Like most white collar defendants, Bankman-Fried was afforded an opportunity to remain out of custody to await trial. His bail conditions required living with his parents at their $4 million California home, staying off the internet, and avoiding contact with trial witnesses.
But that arrangement ended after the judge overseeing his case, Lewis Kaplan, ordered Bankman-Fried to await trial at a Brooklyn administrative prison known for grueling conditions.
Kaplan did so because he agreed with a claim made by prosecutors that Bankman-Fried had engaged in witness tampering by leaking diary-like writings made by Ellison to the New York Times, hoping to cast her in a negative light before the trial.
Prosecutors cited other conversations Bankman-Fried had with journalists before the trial, including Michael Lewis, who wrote a book about Bankman-Fried titled "Going Infinite" that is set to be published Tuesday.
Bankman-Fried has complained since entering prison of subsisting on bread and water in the crowded facility that reportedly denied his request for vegetarian meals.
Little is known about his defense strategy, though part of it may have been revealed in a series of his unsent Twitter posts and writings that Bankman-Fried shared with crypto blogger Tiffany Fong while on house arrest.
He claimed in those writings that Ellison refused his recommendations to hedge Alameda's cryptocurrency bets, according to The New York Times.

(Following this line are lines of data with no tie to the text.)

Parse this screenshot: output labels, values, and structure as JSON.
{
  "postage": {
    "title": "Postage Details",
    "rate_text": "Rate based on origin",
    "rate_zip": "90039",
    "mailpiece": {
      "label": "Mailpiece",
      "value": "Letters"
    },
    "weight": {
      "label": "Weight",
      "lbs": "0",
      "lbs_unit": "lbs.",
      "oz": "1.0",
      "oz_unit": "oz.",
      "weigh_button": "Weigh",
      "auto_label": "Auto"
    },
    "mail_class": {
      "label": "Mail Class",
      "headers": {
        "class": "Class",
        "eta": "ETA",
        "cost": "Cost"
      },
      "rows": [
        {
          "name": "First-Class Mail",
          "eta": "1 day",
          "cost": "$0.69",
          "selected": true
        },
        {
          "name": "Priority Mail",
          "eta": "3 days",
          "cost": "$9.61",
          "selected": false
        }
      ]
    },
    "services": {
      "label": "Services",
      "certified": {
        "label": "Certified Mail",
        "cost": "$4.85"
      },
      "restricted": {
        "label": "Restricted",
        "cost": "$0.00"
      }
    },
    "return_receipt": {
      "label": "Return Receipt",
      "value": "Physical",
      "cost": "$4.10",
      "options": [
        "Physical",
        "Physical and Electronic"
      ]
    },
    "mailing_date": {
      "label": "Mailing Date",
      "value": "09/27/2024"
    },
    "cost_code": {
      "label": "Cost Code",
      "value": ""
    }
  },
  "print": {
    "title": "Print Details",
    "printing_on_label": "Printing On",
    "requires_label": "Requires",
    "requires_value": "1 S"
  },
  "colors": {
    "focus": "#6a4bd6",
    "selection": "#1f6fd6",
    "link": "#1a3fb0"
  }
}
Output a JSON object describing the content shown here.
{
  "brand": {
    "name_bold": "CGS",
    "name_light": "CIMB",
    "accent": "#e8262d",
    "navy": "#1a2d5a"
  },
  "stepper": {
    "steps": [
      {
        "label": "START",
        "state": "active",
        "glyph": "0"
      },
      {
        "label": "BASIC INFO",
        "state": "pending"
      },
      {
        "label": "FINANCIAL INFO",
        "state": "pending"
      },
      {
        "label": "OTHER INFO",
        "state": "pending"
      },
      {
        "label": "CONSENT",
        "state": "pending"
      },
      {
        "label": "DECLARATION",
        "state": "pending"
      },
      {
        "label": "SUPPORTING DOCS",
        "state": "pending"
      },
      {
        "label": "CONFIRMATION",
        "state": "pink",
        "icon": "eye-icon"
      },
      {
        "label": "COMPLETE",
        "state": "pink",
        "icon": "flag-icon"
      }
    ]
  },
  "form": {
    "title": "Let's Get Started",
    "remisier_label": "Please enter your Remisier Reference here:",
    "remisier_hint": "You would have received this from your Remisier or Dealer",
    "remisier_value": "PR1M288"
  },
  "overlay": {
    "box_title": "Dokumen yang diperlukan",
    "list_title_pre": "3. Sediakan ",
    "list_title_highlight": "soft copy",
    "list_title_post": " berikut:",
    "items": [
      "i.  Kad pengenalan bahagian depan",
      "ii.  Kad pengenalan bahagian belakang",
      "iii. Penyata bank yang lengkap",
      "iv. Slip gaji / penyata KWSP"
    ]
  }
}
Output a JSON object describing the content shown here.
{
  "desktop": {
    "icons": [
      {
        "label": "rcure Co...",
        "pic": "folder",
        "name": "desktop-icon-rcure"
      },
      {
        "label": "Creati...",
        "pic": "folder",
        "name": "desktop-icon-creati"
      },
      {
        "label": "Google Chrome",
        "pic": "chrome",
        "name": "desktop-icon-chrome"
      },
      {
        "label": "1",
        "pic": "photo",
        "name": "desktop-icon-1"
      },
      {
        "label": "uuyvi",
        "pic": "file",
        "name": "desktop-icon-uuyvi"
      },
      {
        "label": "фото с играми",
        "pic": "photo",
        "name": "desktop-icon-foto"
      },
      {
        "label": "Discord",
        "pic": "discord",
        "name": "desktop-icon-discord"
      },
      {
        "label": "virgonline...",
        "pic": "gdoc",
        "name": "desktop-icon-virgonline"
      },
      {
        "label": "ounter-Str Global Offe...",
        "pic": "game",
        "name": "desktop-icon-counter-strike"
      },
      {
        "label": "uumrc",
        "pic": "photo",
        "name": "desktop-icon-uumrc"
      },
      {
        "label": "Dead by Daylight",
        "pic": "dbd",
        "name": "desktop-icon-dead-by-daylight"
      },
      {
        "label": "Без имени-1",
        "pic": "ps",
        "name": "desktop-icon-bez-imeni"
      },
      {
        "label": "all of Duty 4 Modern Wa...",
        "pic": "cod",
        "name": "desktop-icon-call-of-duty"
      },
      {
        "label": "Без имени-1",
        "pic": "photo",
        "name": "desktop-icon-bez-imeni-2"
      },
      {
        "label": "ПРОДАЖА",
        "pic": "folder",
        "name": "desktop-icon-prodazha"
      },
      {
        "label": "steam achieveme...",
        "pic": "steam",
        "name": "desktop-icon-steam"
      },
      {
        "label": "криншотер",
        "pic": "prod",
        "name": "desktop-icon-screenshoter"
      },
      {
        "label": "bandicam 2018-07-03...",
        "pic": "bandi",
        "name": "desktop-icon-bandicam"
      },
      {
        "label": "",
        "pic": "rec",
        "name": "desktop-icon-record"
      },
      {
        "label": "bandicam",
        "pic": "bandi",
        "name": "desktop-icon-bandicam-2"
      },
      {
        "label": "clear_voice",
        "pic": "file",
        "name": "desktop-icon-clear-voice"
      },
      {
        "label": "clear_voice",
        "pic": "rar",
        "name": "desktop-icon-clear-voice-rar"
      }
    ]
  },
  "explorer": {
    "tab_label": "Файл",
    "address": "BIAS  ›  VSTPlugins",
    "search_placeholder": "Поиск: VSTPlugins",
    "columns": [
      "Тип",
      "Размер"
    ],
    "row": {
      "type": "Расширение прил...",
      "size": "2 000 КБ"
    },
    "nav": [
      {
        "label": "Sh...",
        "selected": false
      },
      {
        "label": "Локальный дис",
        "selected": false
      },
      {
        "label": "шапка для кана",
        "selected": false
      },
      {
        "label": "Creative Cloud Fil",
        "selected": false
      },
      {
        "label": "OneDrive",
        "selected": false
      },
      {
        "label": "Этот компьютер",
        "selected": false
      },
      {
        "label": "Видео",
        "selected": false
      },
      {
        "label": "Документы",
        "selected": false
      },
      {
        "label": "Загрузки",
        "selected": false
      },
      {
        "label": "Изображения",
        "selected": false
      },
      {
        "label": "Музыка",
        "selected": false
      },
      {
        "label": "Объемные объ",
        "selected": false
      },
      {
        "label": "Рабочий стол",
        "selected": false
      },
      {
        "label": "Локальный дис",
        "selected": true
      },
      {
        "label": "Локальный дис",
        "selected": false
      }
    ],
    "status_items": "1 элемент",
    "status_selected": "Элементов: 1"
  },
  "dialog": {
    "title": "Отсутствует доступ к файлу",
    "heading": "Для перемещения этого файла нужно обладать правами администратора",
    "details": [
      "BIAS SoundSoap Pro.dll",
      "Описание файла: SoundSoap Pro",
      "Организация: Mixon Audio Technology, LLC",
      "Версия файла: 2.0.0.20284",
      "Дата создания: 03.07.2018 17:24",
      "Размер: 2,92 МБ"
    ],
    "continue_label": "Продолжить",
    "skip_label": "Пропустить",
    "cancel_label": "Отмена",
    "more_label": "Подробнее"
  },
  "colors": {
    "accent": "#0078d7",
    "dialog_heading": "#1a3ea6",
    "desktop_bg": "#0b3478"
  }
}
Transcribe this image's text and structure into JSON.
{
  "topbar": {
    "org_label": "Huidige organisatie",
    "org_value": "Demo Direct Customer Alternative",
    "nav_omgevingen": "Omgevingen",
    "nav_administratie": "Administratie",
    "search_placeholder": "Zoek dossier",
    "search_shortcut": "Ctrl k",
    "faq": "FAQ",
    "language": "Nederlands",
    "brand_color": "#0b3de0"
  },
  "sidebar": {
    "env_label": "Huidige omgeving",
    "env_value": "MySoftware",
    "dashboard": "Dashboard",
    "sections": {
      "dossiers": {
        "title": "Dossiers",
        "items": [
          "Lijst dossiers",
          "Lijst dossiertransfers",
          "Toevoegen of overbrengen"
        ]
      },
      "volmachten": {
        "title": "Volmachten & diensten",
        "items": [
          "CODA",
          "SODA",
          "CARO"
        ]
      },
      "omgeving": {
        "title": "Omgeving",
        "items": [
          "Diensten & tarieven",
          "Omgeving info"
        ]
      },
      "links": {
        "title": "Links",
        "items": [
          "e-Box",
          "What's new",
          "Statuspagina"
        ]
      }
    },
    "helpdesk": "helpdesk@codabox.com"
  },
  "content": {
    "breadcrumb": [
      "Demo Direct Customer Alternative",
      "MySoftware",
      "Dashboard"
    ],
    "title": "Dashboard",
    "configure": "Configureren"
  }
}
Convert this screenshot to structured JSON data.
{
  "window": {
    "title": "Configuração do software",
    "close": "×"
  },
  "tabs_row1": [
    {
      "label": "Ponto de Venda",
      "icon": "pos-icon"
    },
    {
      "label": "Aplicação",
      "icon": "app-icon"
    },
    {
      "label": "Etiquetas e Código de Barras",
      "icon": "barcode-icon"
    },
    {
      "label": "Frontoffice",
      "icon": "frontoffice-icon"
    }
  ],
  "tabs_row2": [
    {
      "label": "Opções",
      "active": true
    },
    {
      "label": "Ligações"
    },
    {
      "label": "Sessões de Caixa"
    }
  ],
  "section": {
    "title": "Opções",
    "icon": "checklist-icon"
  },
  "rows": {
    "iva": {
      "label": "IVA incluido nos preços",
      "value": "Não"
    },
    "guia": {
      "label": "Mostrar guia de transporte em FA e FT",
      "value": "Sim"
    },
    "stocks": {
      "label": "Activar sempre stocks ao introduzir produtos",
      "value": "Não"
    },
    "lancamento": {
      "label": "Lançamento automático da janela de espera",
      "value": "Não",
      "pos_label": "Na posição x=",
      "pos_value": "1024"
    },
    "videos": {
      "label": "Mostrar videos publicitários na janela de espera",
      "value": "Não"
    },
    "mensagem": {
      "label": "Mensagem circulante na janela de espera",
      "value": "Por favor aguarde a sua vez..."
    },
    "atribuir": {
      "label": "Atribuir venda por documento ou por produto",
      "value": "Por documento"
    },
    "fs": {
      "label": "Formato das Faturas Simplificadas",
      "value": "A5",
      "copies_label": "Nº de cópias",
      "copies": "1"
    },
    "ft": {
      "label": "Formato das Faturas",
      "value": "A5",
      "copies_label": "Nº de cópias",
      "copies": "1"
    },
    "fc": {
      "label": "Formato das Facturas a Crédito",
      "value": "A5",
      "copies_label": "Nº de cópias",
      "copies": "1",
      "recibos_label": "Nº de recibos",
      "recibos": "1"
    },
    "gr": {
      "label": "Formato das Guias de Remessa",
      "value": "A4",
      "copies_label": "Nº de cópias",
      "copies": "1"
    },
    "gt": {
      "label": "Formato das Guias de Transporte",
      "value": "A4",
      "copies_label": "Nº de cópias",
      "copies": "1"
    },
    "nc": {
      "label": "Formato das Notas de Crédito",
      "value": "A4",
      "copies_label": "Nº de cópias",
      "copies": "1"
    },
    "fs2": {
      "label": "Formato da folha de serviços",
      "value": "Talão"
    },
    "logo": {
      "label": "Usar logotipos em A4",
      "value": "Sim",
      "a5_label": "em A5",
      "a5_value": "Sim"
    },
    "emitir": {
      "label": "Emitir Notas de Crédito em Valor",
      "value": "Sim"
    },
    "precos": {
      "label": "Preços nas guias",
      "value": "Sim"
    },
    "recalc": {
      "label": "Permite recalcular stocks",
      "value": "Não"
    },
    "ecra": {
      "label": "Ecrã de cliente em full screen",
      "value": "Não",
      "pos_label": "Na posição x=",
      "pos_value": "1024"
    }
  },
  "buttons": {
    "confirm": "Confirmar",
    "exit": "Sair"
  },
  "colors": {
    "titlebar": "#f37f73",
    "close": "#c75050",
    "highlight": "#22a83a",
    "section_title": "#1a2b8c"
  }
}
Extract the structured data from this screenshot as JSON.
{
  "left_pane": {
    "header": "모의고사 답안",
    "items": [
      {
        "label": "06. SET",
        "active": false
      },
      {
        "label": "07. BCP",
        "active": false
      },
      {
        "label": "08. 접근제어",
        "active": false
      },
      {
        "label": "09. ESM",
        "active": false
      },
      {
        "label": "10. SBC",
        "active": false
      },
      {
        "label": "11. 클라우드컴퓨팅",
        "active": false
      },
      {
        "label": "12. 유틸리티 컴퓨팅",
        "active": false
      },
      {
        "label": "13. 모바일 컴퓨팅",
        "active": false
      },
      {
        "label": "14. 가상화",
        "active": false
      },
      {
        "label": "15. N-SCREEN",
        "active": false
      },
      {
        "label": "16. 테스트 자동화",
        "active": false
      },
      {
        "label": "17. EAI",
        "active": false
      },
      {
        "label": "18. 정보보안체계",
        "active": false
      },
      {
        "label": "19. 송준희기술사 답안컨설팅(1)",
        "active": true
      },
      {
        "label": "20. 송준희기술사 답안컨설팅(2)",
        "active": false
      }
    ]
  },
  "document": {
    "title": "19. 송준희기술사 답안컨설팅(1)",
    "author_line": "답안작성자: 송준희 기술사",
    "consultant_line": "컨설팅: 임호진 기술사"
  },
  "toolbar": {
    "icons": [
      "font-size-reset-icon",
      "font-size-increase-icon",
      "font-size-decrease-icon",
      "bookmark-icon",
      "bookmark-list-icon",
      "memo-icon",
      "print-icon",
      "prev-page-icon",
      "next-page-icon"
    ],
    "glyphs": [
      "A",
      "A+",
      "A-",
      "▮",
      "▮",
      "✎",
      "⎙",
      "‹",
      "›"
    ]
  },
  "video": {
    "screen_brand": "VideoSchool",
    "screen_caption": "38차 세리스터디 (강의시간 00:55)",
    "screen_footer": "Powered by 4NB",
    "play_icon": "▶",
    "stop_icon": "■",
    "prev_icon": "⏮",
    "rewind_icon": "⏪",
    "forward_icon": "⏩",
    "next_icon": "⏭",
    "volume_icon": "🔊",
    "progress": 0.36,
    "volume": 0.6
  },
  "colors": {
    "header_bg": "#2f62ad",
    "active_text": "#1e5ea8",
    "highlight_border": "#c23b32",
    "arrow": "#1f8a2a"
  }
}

"She continually avoided talking about risk management — dodging my suggestions — until it was too late," Bankman-Fried wrote, according to The New York Times. He went on to say that at the time of running FTX he did what he thought was "right."
"I’m broke and wearing an ankle monitor and one of the most hated people in the world," he wrote, according to the Times. "There will probably never be anything I can do to make my lifetime impact net positive."